I ragazzi si sono sentiti dimenticati?
«Dalle testimonianze dirette, l’impressione principale è che l’abbandono e la dimenticanza siano stati percepiti innanzitutto dal mondo adulto, le famiglie e la classe insegnanti investiti a supplire senza mediazioni il vuoto della rete sociale che si è creato di colpo, hanno sofferto molto il carico di responsabilità derivato da questa mancanza. La graduale sparizione di certezze sul futuro e l’assenza di un progetto su bambini e ragazzi ha fatto largo a un vuoto depressivo in loro solo successivamente».
C’è stato qualche risvolto positivo?
«Certo, ne è scaturita una motivazione all’apprendimento e una rivelazione dell’attaccamento al sistema scolastico nella sua valenza relazionale mai registrata prima.
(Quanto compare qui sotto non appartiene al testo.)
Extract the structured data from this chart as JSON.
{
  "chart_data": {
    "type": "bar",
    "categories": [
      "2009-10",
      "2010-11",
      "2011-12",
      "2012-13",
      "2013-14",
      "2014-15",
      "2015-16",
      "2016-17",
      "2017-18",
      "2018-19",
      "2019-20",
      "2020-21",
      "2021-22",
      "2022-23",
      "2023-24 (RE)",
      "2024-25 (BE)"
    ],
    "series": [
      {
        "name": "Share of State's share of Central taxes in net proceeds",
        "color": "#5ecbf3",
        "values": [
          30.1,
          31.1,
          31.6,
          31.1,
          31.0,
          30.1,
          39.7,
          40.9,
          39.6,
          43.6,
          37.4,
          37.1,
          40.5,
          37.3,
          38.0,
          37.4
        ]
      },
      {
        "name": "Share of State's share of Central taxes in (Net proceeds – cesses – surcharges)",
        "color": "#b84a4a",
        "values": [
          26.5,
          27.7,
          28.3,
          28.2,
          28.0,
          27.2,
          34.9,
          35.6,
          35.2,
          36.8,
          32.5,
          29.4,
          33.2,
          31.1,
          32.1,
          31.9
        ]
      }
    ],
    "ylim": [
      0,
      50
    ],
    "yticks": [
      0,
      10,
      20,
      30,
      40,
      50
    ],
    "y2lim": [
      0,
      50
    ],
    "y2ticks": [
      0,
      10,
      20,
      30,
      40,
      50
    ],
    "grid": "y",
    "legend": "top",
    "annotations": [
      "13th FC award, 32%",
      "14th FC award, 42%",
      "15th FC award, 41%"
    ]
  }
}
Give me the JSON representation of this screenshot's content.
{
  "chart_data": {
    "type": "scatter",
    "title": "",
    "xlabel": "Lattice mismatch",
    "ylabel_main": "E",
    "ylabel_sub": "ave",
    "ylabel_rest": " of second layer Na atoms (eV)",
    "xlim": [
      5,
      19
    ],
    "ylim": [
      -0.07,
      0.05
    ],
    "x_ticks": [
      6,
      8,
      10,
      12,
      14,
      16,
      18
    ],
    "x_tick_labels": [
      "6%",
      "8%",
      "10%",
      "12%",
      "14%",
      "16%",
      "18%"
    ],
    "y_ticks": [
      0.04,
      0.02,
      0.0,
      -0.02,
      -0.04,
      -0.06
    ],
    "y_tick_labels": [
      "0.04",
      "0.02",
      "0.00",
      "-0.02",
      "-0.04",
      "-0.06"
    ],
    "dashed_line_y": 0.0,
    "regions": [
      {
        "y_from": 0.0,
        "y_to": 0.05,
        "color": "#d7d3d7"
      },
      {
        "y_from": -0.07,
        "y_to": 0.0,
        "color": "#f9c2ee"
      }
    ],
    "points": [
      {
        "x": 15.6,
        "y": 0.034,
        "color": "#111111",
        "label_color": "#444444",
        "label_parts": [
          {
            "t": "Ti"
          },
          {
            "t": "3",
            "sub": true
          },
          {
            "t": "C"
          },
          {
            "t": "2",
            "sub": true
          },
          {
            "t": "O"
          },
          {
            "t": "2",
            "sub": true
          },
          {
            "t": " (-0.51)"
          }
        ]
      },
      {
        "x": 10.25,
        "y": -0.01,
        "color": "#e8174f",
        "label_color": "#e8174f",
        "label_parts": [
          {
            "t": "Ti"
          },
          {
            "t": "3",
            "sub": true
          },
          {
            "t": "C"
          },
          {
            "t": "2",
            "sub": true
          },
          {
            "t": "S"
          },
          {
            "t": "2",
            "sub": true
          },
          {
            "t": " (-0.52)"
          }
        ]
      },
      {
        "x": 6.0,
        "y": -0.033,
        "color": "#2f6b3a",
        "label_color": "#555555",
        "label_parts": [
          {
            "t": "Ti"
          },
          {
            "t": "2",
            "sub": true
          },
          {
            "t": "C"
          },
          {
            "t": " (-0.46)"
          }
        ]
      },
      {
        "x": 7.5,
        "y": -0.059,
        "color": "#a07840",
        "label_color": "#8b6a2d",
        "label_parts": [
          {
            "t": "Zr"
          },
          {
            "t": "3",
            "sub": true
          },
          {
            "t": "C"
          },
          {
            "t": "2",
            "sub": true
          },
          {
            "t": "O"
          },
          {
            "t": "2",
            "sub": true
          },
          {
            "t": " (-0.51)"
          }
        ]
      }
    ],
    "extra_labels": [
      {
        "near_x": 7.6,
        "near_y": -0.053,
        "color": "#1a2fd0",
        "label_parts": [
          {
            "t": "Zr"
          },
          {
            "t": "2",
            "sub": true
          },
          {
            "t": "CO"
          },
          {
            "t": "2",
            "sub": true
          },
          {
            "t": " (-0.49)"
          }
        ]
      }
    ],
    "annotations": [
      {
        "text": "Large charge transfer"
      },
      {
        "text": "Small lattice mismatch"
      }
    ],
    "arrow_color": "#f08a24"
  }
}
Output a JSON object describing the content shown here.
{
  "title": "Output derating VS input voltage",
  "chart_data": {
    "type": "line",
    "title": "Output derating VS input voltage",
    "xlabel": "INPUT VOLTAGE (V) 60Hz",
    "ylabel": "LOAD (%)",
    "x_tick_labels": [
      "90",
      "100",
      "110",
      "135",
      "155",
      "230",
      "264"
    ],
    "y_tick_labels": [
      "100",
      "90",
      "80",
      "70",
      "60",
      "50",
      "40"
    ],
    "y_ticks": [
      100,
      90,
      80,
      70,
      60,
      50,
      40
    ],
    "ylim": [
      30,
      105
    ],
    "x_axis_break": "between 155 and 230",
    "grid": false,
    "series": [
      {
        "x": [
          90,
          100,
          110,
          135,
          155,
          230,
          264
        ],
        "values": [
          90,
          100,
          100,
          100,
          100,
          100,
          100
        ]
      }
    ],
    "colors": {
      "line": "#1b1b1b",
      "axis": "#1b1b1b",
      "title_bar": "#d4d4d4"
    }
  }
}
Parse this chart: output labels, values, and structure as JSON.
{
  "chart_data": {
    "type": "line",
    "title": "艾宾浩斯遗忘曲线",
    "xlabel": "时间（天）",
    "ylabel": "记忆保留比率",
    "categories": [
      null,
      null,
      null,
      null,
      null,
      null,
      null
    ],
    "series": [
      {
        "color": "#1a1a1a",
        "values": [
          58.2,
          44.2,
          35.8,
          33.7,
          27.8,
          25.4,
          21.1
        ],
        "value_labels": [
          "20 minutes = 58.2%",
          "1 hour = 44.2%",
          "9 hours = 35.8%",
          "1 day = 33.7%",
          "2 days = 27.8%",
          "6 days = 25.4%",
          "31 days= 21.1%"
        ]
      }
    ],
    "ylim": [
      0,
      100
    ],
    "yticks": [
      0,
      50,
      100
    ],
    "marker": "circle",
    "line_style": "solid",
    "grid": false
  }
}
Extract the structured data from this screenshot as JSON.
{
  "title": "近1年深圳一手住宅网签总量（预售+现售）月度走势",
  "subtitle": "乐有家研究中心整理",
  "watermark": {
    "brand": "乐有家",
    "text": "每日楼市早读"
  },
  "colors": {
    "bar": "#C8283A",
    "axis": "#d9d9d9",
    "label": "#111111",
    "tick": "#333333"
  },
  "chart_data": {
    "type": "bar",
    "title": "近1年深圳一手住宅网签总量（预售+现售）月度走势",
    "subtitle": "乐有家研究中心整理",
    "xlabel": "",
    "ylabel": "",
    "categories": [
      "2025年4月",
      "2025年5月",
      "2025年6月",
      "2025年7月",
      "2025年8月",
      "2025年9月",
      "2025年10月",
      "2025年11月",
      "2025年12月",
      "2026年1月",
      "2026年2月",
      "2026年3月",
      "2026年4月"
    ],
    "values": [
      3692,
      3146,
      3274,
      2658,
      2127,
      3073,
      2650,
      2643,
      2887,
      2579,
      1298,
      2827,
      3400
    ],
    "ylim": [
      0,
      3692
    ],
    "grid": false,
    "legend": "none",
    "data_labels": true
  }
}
Incredibilmente erano i ragazzi a voler studiare e tornare a scuola».
La mancanza di amici con cui trascorrere il tempo ha portato ad un uso eccessivo dei social?
«Un problema già presente nella generazione dei millennials. Il principale rischio è quello di penalizzare il pensiero verticale - quello che va in profondità- a favore del pensiero reticolare/orizzontale del multitasking, ovvero il fare superficialmente più cose in modo simultaneo. Il lockdown e la concentrazione di tutte le forme relazionalità entro il canale unico del telefonino ha esacerbato la prigionia all’interno di questo oggetto».
Con quale pericolo?
«Il fatto che la perdita o la mancanza temporanea di esso possano sempre più essere vissuti come una potenziale perdita della propria identità».
Come aiutarli? 
«Bisognerà lavorare sulla risignificazione del tempo presente alla luce di quanto accaduto. Con i più giovani è urgente il recupero di tutte le dimensioni non virtuali della vita relazionale e superare il modello della didattica a distanza finora inteso come l’unico praticabile, incentivando anche forme alternative che includano la possibilità di incontrarsi, magari all’aria aperta».